Não houveram palavras, apenas urros de esforço e dor quando os dois correram um na direção do outro e se chocaram com impacto. Papai Noel tirou de seu saco vermelho uma machadeta, mas a desatenção lhe custou uma pancada forte na cabeça, que quebrou o taco de beisebol e rompeu seu supercilho. O humano que estava na sua frente jamais conseguiria lutar de igual à igual com um ser mítico como ele. Tentou cortá-lo com sua machadeta, mas estava lento demais, velho demais. Levou dois socos no estômago, que mal sentiu. Quando o homem abriu um espaço Noel o socou com toda a força. O homem voou pela sala e se chocou contra a parede oposta da chaminé. Seu corpo caiu sobre o sofá ele cuspiu sangue sobre o carpete branco. O homem ficou imóvel, Noel pegou sua machadeta e mirou, para lançá-la na cabeça do pai humano. Antes que jogasse, sentiu uma dor fraca na coxa, era Pedro que mordia com toda sua força a perna do velho. Só foi preciso um tapa para que Pedro largasse a perna do Noel e caísse demasiado no chão, o sangue manchando todo o seu rosto. Pedro não conseguiu ferir Noel, mas o distraiu, o suficiente para seu pai pular em cima da barriga do velho, puxar sua cabeleira branca trás das costas e socar três vezes com toda sua força a face maligna do velho. O sangue espirrava da cara de Noel quando deferiu um golpe com a machadeta que cravou no braço direito do homem, que urrava de ódio.

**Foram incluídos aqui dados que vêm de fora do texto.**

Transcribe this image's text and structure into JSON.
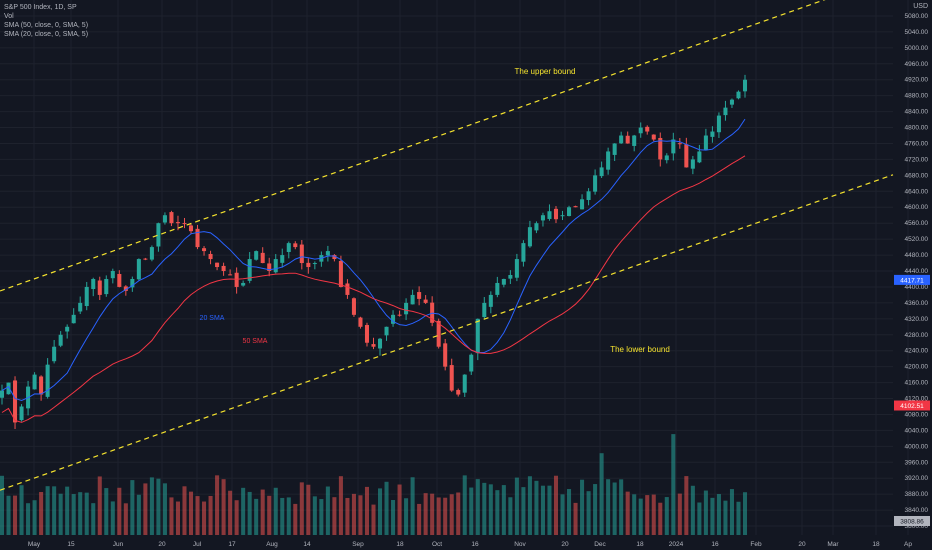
{
  "legend": {
    "symbol": "S&P 500 Index, 1D, SP",
    "vol": "Vol",
    "sma50": "SMA (50, close, 0, SMA, 5)",
    "sma20": "SMA (20, close, 0, SMA, 5)"
  },
  "currency": "USD",
  "colors": {
    "background": "#131722",
    "up": "#26a69a",
    "down": "#ef5350",
    "sma20": "#2962ff",
    "sma50": "#f23645",
    "channel": "#f5e32e",
    "text": "#b2b5be"
  },
  "chart_data": {
    "type": "candlestick",
    "y_axis": {
      "side": "right",
      "ticks": [
        "5080.00",
        "5040.00",
        "5000.00",
        "4960.00",
        "4920.00",
        "4880.00",
        "4840.00",
        "4800.00",
        "4760.00",
        "4720.00",
        "4680.00",
        "4640.00",
        "4600.00",
        "4560.00",
        "4520.00",
        "4480.00",
        "4440.00",
        "4400.00",
        "4360.00",
        "4320.00",
        "4280.00",
        "4240.00",
        "4200.00",
        "4160.00",
        "4120.00",
        "4080.00",
        "4040.00",
        "4000.00",
        "3960.00",
        "3920.00",
        "3880.00",
        "3840.00",
        "3800.00"
      ],
      "ylim": [
        3770,
        5100
      ]
    },
    "x_axis": {
      "ticks": [
        "May",
        "15",
        "Jun",
        "20",
        "Jul",
        "17",
        "Aug",
        "14",
        "Sep",
        "18",
        "Oct",
        "16",
        "Nov",
        "20",
        "Dec",
        "18",
        "2024",
        "16",
        "Feb",
        "20",
        "Mar",
        "18",
        "Ap"
      ]
    },
    "price_labels": {
      "sma20": "4417.71",
      "sma50": "4102.51",
      "volume": "3808.86"
    },
    "sma_values": {
      "sma20_last": 4417.71,
      "sma50_last": 4102.51
    },
    "annotations": [
      {
        "text": "The upper bound",
        "color": "#f5e32e"
      },
      {
        "text": "The lower bound",
        "color": "#f5e32e"
      },
      {
        "text": "20 SMA",
        "color": "#2962ff"
      },
      {
        "text": "50 SMA",
        "color": "#f23645"
      }
    ],
    "channel": {
      "upper": {
        "start": [
          "May",
          4420
        ],
        "end": [
          "Feb",
          5060
        ]
      },
      "lower": {
        "start": [
          "May",
          3920
        ],
        "end": [
          "Feb",
          4560
        ]
      }
    },
    "close_waypoints": [
      4140,
      4160,
      4060,
      4100,
      4150,
      4180,
      4130,
      4205,
      4250,
      4280,
      4300,
      4330,
      4360,
      4400,
      4420,
      4380,
      4420,
      4440,
      4400,
      4390,
      4420,
      4470,
      4470,
      4500,
      4560,
      4580,
      4560,
      4560,
      4560,
      4540,
      4500,
      4490,
      4470,
      4450,
      4440,
      4430,
      4400,
      4410,
      4470,
      4490,
      4460,
      4440,
      4470,
      4480,
      4510,
      4500,
      4460,
      4450,
      4460,
      4480,
      4490,
      4470,
      4400,
      4380,
      4330,
      4300,
      4260,
      4250,
      4270,
      4300,
      4330,
      4330,
      4360,
      4380,
      4370,
      4360,
      4310,
      4250,
      4200,
      4140,
      4130,
      4180,
      4230,
      4320,
      4360,
      4380,
      4410,
      4420,
      4430,
      4470,
      4510,
      4550,
      4560,
      4580,
      4590,
      4570,
      4580,
      4600,
      4600,
      4620,
      4640,
      4680,
      4700,
      4740,
      4760,
      4780,
      4760,
      4780,
      4800,
      4790,
      4770,
      4720,
      4730,
      4770,
      4760,
      4700,
      4720,
      4740,
      4780,
      4790,
      4830,
      4850,
      4870,
      4890,
      4920
    ]
  }
}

O golpe foi profundo, mas o homem estava cego para a dor, apenas tirou a machadeta cravada em seu braço que golpeiou aleatoriamente, cortando vento, carte, cabelo e pele. Papai Noel jamais havia sido tão humilhado, estava sendo enfrentado por um mero humano, que ousava permanecer em pé. Decidiu então terminar com a brincadeira, o homem avançou mais uma vez, com a arma na mão. Papai Noel jogou a árvore de natal sobre ele, e então o acertou com um soco no peito, o homem caiu desmaiado no chão. A sala estava destruída e ensanguentada parecia cenário de um crime brutal. E o era.
O velho Noel, pegou a criança caída pelos cabelos e ajogou sobre o ombro, pegou seu saco e sua machadeta e caminhou em direção a chaminé, subiu-a com dificuldade, mas conseguiu chegar no telhado da casa. Lá suas renas o esperavam, subiu no trenó e deu partida, em direção às Montanhas do Inferno.
Horas depois o pai da criança acordou. Chorou desesperadamente e gritou por horas sem parar. Papai Noel levara seu filho, ele havia falhado. Ele perdera o próprio filho.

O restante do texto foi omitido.